NEW COURSE: Wildlife Photo Editing Secrets Now On Sale

When I’m out shooting wildlife for a morning, I’ll often come back with 1000 (or even double that) photos. Out of that, I may end up keeping 50-100 and that’s just because I’m too lazy to pair it down any further than that.

So why do I end up with so many photos? It’s because you don’t always know when something cool is going to happy in front of you. In this photo, an Osprey grabbed a fish and there was an eagle nearby. It’s hard to tell in the photo, but the osprey was moving much faster after the fish grab than I normally see. A few seconds later, I realized why – there was an Eagle nearby that decided it wasn’t going to let this osprey have it’s catch that easily, so the chase started.

I thought this capture was really interesting… the osprey isn’t looking back at the eagle, but it knows it’s there and the chase began. And for some reason, the Rockwell song (featuring Michael Jackson on some vocals) came to mind 🙂

“I always feel like… somebody’s watchin’ me!!!”

Sony Alpha 1 | 200-600 | f/6.3 | ISO 800 | 1/3200 sec.

What you can’t see here is the speed. We’ve all probably seen larger birds flying through the air. But when chases like this happen, you can tell something is up because things happen a lot faster.

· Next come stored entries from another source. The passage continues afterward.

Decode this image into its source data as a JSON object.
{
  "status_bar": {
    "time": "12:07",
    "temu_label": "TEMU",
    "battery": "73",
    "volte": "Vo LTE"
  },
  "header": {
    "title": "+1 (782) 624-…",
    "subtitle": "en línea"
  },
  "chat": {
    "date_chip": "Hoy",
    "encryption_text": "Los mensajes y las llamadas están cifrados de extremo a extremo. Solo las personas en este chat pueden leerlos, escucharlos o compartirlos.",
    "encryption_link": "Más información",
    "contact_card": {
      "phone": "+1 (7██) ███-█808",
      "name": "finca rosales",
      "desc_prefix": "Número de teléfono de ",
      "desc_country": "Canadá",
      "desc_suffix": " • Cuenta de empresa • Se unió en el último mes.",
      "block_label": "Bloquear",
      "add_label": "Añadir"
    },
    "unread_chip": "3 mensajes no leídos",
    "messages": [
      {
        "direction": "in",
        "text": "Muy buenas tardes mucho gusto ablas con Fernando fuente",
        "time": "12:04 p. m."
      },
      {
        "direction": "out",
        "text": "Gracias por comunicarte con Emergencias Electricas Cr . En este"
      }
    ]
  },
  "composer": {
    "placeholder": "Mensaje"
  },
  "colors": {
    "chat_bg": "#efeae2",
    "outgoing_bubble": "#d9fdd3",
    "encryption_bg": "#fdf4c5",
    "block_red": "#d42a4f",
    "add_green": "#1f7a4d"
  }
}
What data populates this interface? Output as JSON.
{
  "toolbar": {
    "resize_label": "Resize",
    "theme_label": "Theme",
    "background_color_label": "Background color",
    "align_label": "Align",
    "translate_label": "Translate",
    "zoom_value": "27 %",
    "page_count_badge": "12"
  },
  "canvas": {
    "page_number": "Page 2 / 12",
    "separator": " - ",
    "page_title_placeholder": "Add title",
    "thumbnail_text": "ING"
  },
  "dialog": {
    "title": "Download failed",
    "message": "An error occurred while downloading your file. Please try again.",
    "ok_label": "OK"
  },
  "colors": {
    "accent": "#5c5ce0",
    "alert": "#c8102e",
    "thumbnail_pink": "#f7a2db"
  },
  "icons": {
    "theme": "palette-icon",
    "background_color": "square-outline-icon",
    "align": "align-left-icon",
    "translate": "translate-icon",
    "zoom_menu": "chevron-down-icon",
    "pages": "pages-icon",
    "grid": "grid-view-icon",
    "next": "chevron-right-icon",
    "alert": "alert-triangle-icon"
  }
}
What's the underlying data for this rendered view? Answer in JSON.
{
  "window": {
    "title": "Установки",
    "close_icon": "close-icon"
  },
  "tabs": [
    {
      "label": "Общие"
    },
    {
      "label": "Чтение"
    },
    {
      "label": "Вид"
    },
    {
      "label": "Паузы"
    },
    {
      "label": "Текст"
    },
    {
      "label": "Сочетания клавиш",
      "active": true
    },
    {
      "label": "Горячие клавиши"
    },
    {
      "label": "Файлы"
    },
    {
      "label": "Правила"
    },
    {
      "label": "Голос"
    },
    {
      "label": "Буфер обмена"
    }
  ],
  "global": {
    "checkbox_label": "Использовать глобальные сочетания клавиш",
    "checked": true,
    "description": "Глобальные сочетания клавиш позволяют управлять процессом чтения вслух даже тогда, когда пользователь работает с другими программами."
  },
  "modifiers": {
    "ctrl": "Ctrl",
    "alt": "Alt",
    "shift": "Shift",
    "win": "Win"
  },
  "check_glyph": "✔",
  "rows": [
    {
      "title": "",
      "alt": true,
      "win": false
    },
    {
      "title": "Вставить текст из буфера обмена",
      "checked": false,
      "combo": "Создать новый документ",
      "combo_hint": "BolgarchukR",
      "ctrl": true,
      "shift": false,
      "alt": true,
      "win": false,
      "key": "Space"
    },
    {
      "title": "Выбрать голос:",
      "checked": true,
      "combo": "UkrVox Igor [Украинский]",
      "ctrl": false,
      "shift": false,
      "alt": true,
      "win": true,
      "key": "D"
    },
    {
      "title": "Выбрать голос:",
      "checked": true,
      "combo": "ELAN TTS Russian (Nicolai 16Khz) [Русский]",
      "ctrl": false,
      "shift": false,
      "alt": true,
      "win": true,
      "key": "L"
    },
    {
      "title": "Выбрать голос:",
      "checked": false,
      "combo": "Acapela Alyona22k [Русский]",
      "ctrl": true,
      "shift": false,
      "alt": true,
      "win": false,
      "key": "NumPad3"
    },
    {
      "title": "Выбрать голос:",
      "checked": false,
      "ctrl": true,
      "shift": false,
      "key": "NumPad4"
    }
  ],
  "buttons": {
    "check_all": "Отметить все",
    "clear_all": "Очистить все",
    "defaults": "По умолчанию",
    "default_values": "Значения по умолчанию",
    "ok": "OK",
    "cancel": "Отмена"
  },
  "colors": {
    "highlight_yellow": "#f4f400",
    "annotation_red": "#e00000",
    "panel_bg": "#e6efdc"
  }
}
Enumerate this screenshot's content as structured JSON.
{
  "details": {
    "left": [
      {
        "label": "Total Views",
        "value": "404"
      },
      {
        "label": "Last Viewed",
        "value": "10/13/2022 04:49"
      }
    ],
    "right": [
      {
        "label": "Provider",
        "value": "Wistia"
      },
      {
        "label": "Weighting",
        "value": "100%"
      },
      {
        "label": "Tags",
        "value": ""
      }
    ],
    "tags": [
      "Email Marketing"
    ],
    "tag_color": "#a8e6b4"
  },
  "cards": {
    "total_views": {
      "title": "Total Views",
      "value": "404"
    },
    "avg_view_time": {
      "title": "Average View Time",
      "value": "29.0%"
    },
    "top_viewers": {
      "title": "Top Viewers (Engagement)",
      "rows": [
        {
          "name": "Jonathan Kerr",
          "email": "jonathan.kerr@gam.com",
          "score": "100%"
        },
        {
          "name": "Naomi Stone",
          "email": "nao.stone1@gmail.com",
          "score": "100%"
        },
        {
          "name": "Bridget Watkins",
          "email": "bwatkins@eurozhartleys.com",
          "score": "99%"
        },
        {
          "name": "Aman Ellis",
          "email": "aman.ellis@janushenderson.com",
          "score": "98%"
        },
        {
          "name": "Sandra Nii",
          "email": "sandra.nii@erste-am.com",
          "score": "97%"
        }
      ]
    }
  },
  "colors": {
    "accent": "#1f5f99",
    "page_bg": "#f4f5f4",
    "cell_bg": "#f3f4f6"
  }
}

While we revere eagles as our national symbol along with our flag, they’re actually very opportunistic and bullying in some ways. And trust me, I’m as flag waving, eagle loving as they come – but so many times while I’m out shooting, I see more eagles try to steal other bird’s food rather than try to catch it themselves. And if it were an easier task, I could see it. But nearly every time I see it, it looks like SOOO much more work for the eagle, than if they just caught their own fish – especially on a lake where the fish are plentiful.

Anyway, I saw this eagle flying around the osprey, and again… you can’t see it in the photo but it was moving MUCH faster than I usually see them. You knew immediately it had a purpose and it was closing on the osprey fast. This photo is taken after the Osprey put some distance between it and the eagle, but the big guy wasn’t giving up… Plus, the sun angle to this photo was really nice. A little shadowy on the right side wing, but overall the sun lit this up nicely in some of the key areas.

Sony Alpha 1 | 200-600 | f/6.3 | ISO 800 | 1/3200 sec.

Keep Shooting

Coming back to the topic I started with (having a lot of photos after a morning out shooting), now you can see why I end up with thousands of photos. The osprey caught the fish which is photo worthy and caused me to rattle off 10 seconds of continuous shooting at 30 fps. Then, I let the buffer clear for a few seconds after it hit the water. But I kept my eye on the osprey and noticed the eagle approaching. So I kept photographing the osprey waiting for it. That’s when the first photo (the chase was taken). Then the Osprey put some distance between the eagle and it looked like things were dying down. But then the eagle approached again and I kept shooting. Even if nothing happens, you don’t know that when you start, so you just… well… keep shooting.

Many times, these interactions cause the bird with the fish to drop it. In this case, the osprey hung on (which is why they’re one of my favorite birds). And after a small chase, the osprey got away. In the people world, “Survival of the fittest” never goes over well and the eagle would be deemed a bully. But in the animal world it’s the golden rule, and on this interaction the osprey showed it was up for the challenge. It got away, and if you zoom in to the wings you can even see it didn’t get to shake all of the water off itself because the chase happened so quickly after the catch (or maybe that’s just sweat!) 😉

Sony Alpha 1 | 200-600 | f/6.3 | ISO 800 | 1/3200 sec.

Are You Good About Deleting Photos?

In this whole shooting burst I probably ended up with over 600 photos. Out of those photos, there’s no reason to show/keep any more than I have here (3 to be exact). So why keep them right? Many people consider not shooting 1000’s of photos on an outing the sign of an expert. And that may be true to some extent in some cases. But in this case, you had to in hopes of catching that really interesting and rare moment. I don’t personally get down on myself when I return with more photos than I think I should have. For me, shooting is free… it’s the storage space that costs more if you fill it up. But I always try to get back and at some point (whether it’s that day or a month later), delete the ones that aren’t needed. For me, that’s where the skill comes in – figuring out which ones to delete.

This is a great time to ask yourself, are you keeping too many photos? If you photograph a bird in flight or perched, do you need 30? Or is one good enough. And if you can’t narrow it down to 1, I bet you can pick 5-6 out of that 30 and still narrow it down.